Now what was the greatest shock for the people of that region, the Gergesenes? It wasn’t that man’s outrageous behavior, frightening as that must often have been. One might think it was the charge over the cliff, which must have adversely affected the local economy, but Mark doesn’t say that it was. When they saw the ex-crazy man, with his clothes on and in his rightful mind, then they were afraid. That’s what Mark says.

Once upon a time, and I won’t say where or when, there was a young married couple. They were very young. The husband went to work every day, and the wife stayed home. The wife had plenty to pray about. Every day, the husband left work at quitting time and went with his buddies to the corner botequim, where much beer was consumed. Eventually he would show up at home, under the influence and bringing what was left of his pay. The wife did everything. She pleaded, negotiated, wept, prayed, and wept some more. One fine day, for a reason that we shall never know, the husband came straight home from work, and there he was, in the house. It was exactly the thing that the wife had pled for, negotiated for, and prayed for. And what do you suppose this young woman said?

“What are you doing here?”

The divorce was not long in coming.

She had wept and prayed, prayed and wept; but she wasn’t ready for the answer to her prayer. Her story raises the question for us, whether we are ready for the answer to our prayers.

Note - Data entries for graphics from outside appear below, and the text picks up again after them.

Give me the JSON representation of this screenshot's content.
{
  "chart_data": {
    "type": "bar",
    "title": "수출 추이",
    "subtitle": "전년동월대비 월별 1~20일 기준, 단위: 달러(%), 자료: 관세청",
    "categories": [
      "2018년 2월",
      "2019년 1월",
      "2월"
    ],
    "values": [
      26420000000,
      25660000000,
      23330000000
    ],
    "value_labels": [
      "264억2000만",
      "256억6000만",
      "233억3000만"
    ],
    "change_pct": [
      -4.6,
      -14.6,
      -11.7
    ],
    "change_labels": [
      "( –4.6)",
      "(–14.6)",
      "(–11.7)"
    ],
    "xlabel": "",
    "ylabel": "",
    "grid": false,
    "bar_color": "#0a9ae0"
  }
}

I remembered her story and Mark’s story in São Paulo, when I was invited to speak at a service of thanksgiving in the home of a family I knew. A young man, one of the sons of the family, had just returned from two months, if memory serves, in an Evangelical casa de recuperação, where he had been treated for drug addiction. It was his mother who organized the service and who invited me. It was a very important moment, and it was a privilege for me to be invited to speak. A moment like this is important because a change in the boy is not enough, and the family has to change too, has to adjust to living with a person who no longer has that problem. Will they? Will they accept the answer to their prayers? Will they believe in it? Mark’s story came to mind.

Are you ready for the answer to your prayers? God sends us some hard times, but God also sends us some very good moments. We don’t have to say much about the hard times. I cannot believe that anyone in the Nova Vida Church is not familiar with them. But God sends us good moments too. They may come as surprises, we may not be ready for them. Are you ready for them?

Are you ready for the answers to your prayers?